Robots, el segundo largometraje de Chris Wedge y Carlos Sandanha tras la excelente La edad de hielo , hace del detallismo su mejor virtud. Sin ser tan trepidante como el trabajo precedente de la pareja, esta fábula ambientada en una gran ciudad habitada por robots se crece en el movimiento de los personajes, en sus gestos, en sus brillos y en los más nimios detalles que los conforman. Genéricamente, la película mezcla muchos ingredientes. Pueden citarse referencias escenográficas de Metrópolis y muchas películas de ciencia-ficción de los años 50. En el terreno de los sentimientos, el ideario del filme es similar, aunque más corrosivo, al de aquellas comedias ingenuas de Frank Capra sobre desniveles sociales y ciudadanos anónimos que lo arreglaban todo. En el repertorio habitual de las citas a otros filmes, algo que se ha hecho consustancial al cine de animación contemporáneo, se llevan la palma la ronca voz del ordenador de 2001: una odisea del espacio y el émulo metálico de Gene Kelly cantando bajo el aceite. También hay una persecución motorizada que recuerda a Terminator .

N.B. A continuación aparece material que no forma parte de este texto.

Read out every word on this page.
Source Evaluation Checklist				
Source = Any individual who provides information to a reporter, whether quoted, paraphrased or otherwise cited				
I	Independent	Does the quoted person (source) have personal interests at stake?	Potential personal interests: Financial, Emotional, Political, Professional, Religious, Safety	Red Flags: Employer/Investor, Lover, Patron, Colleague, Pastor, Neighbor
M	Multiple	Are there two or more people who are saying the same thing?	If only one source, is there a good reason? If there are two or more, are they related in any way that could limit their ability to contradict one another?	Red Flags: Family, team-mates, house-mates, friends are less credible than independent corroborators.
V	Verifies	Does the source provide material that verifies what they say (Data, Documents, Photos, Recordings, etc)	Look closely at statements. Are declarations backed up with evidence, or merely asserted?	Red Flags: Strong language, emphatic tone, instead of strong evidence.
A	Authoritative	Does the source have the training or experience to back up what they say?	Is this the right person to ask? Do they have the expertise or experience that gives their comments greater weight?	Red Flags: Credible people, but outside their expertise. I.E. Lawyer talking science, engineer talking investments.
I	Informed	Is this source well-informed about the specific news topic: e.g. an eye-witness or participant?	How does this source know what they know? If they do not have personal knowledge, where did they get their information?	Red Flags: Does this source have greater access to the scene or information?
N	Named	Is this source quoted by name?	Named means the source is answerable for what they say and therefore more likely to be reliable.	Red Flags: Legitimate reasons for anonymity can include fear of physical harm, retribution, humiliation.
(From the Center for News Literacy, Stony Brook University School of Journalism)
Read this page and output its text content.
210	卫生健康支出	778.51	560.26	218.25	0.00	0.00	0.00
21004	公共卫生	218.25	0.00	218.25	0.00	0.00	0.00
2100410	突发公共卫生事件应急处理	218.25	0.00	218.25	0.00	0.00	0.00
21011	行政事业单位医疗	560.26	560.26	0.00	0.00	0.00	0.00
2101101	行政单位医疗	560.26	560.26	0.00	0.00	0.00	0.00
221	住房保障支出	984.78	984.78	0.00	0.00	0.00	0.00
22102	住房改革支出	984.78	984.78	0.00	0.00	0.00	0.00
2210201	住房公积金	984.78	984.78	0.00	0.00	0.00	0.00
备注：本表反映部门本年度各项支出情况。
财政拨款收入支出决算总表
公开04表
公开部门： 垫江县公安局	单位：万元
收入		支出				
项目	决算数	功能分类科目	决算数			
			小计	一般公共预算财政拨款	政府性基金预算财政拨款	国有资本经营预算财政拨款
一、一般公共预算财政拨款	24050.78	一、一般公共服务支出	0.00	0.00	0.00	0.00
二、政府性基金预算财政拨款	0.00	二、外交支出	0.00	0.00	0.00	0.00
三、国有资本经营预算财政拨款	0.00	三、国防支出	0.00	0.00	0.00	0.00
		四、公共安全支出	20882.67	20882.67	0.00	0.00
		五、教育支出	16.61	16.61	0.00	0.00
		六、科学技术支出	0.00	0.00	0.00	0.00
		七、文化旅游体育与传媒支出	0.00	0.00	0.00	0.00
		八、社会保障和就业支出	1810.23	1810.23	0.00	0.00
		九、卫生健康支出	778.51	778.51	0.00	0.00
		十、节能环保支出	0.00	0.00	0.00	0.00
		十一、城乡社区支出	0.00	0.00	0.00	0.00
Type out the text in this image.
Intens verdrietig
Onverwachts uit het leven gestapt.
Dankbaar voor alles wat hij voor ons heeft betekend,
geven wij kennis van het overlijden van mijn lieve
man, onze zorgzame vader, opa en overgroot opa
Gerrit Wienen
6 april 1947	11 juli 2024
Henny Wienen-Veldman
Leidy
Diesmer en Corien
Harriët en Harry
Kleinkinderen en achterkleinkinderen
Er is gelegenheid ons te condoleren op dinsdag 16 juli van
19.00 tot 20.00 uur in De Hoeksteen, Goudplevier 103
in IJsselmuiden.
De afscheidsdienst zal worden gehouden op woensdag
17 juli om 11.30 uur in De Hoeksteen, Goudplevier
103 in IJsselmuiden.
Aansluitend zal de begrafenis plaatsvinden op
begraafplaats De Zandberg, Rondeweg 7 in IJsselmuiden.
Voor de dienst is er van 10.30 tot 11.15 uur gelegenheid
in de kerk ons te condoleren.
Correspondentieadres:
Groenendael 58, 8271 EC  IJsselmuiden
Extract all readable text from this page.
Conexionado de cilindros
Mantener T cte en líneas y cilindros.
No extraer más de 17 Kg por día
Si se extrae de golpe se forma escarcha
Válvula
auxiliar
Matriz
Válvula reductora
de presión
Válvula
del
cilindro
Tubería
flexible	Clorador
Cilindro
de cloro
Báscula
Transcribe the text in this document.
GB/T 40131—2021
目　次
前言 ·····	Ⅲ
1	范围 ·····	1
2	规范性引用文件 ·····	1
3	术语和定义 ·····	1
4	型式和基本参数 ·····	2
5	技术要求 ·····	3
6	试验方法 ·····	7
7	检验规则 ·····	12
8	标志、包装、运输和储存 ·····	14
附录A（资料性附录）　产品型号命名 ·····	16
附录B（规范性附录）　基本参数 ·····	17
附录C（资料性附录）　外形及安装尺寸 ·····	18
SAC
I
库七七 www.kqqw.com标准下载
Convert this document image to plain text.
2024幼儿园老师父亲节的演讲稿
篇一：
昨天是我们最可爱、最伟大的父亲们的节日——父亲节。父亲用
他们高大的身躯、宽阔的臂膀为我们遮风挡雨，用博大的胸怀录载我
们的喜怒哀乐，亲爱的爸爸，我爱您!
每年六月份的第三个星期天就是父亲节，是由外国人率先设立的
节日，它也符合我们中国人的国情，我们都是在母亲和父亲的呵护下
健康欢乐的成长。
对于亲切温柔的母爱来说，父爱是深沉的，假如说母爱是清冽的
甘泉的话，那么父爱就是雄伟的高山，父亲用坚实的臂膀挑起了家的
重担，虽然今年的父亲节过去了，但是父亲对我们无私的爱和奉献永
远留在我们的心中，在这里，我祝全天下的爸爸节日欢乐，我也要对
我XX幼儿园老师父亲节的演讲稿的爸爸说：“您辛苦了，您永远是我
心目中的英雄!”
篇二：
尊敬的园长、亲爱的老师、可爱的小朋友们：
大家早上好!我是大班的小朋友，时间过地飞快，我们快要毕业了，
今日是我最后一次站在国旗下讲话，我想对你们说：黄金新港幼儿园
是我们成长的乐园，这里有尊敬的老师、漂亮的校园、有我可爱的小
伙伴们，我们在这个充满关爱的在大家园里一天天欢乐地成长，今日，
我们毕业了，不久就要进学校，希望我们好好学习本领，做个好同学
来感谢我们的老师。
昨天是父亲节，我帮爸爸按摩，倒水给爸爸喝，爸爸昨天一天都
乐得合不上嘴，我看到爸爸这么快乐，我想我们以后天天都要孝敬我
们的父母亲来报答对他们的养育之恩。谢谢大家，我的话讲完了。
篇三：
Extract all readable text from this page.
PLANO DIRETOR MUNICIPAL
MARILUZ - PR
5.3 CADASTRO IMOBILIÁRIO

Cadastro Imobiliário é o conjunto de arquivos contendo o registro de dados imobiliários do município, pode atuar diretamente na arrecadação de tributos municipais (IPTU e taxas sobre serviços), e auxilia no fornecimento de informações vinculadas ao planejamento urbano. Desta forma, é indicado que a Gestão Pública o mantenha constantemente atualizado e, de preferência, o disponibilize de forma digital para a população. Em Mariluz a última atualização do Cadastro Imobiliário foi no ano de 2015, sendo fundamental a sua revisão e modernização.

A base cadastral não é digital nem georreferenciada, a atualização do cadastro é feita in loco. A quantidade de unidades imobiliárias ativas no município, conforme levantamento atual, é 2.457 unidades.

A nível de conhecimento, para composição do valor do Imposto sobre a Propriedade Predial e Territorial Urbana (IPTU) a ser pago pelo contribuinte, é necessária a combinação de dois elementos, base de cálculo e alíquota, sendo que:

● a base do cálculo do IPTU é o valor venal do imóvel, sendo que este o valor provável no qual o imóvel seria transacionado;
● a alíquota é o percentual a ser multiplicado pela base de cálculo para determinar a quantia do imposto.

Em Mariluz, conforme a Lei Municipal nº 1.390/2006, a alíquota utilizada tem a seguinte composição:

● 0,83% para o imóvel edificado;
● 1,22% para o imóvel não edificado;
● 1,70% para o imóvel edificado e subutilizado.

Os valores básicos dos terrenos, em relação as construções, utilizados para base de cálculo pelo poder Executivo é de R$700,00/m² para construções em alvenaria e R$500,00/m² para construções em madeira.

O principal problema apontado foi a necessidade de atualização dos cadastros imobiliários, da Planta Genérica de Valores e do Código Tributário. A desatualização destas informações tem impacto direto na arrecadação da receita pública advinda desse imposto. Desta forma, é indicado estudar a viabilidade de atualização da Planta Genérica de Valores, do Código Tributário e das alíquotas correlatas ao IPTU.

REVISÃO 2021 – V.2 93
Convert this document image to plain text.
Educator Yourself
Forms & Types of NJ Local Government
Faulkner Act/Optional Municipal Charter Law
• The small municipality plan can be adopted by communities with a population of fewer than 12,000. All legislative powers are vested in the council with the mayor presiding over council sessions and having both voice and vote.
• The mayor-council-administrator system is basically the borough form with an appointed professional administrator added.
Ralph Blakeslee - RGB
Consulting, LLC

La primera parte de la película es deliberadamente grasienta, porque buena parte de las secuencias acontecen en una grasería, es decir, el bar en el que se dan cita los robots para emborracharse con combinados de aceite. La segunda, ambientada ya en la urbe futurista de Robot City, hace del brillo del metal una auténtica exploración cromática. La combinación de colores primarios de los robots, las texturas metálicas y la riqueza escenográfica minimizan los defectos de guión y lo previsible de algunos personajes.

La segunda película de Wedge y Saldanha reúne todo lo que puede esperarse de un trabajo de estas características: ingenio en línea progresiva --el relato arranca algo espeso--, comedia brillante --se lleva la palma un inspirado gag en una cabina telefónica--, gran detallismo visual y sentimiento pese a ser un filme de animación digital ambientado entre almas de metal.